Depo

“Düşündürücü bir roman. Büyük Birader ile Büyük İşletmeleri mükemmel bir şekilde bir araya getiriyor.” – Stephen King

“Kapitalist hayatımızın her yanını ele geçiren bir şirkete dair yaratıcı, soluk soluğa bir yakın gelecek distopyası.” – Paul Tremblay

“Depo, görünürde heyecan verici bir casusluk romanı olsa da yakından bakınca e-ticaret devlerine güven duyarak yaratılan kâbus dolu dünya hakkında uyarı dolu bir hikâye sunuyor.” – Blake Crouch

Ekonomik çöküşün ardından geriye sadece Bulut kalmıştı ve Bulut her şeydi. Çöken Amerika’nın çorak topraklarında iş de, güvenlik de, ferahlık da bir online satış firması olan Bulut depolarında bulunuyordu yalnızca. Vizyoner bir girişimcinin rüyası olarak başlayan bu algoritmalar yönetimindeki cennet kesinlikle ütopik bir yaşam vadediyordu. Sorun şu ki bu ütopyanın insanlara ve dünyaya neye mal olduğu konusu herkes için büyük bir gizemdi.

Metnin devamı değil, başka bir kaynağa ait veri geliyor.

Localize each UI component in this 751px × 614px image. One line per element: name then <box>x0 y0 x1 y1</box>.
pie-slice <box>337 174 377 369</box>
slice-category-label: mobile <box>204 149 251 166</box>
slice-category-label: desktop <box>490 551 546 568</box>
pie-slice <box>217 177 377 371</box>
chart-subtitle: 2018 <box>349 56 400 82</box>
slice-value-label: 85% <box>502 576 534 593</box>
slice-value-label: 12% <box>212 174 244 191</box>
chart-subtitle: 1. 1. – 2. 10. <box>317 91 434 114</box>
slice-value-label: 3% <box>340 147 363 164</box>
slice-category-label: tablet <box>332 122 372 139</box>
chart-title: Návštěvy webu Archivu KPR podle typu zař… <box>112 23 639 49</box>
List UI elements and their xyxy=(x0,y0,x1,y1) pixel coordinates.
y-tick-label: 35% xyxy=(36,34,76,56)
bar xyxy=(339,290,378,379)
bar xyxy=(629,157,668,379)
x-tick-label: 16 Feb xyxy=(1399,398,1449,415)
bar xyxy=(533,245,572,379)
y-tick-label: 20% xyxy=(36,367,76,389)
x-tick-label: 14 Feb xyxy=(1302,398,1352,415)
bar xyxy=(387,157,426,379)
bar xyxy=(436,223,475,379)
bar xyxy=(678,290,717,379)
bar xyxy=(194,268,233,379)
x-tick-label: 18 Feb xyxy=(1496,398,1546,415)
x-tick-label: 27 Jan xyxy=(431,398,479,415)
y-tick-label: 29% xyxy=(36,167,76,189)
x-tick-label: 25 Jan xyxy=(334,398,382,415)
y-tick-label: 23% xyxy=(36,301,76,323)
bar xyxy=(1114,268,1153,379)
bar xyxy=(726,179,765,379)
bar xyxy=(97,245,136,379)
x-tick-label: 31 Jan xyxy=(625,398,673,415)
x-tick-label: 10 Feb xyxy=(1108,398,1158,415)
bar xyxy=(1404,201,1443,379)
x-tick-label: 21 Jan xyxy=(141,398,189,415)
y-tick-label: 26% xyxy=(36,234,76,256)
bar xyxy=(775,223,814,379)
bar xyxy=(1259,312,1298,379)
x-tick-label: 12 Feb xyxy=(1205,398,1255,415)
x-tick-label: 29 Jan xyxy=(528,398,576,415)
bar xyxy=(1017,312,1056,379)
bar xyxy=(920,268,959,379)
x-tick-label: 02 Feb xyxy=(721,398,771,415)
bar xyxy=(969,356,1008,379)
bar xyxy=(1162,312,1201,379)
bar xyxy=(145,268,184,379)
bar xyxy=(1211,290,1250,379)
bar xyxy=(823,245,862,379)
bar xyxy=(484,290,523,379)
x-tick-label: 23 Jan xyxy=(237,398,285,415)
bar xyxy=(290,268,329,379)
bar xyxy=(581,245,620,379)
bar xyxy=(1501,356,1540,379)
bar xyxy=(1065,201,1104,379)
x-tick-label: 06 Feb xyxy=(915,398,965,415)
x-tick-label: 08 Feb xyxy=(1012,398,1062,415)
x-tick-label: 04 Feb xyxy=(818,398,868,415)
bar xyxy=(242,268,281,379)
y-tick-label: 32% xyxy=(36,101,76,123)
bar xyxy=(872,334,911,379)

Emekli gardiyan ve başarısız mucit Paxton bir şekilde Bulut’a sığınabildiği için kendini şanslı görüyordu ama hiç sevmemesine karşın burada da güvenlik işine koşulmaktan kaçamamıştı. Önünde çözmesi gereken bir uyuşturucu operasyonu ve onu gizli kapaklı işlere bulaştırması muhtemel bir gönül macerası vardı. Sahte bir kimlik ardında gizlenen Zinnia ise herkesin merak ettiği şeyi açığa çıkarmak için kolları sıvamış ama kendini beklenmedik seçimlerle karşı karşıya buluvermişti.

Depo çok da uzağımızda olmayan bir sözde ütopyanın karanlık köşelerine
ışık tutuyor.

“Dünyadaki herhangi bir şeyi sipariş ediyorsun ve bir gün içinde kapında oluyor… Yazıcı mürekkebi. Izgara kapağı. Pijama. Köpek kemirme oyuncağı. Uyku tulumu. Tablet. Kitap. Fırça. Cüzdan. Bağcık. Mikro USB kablosu.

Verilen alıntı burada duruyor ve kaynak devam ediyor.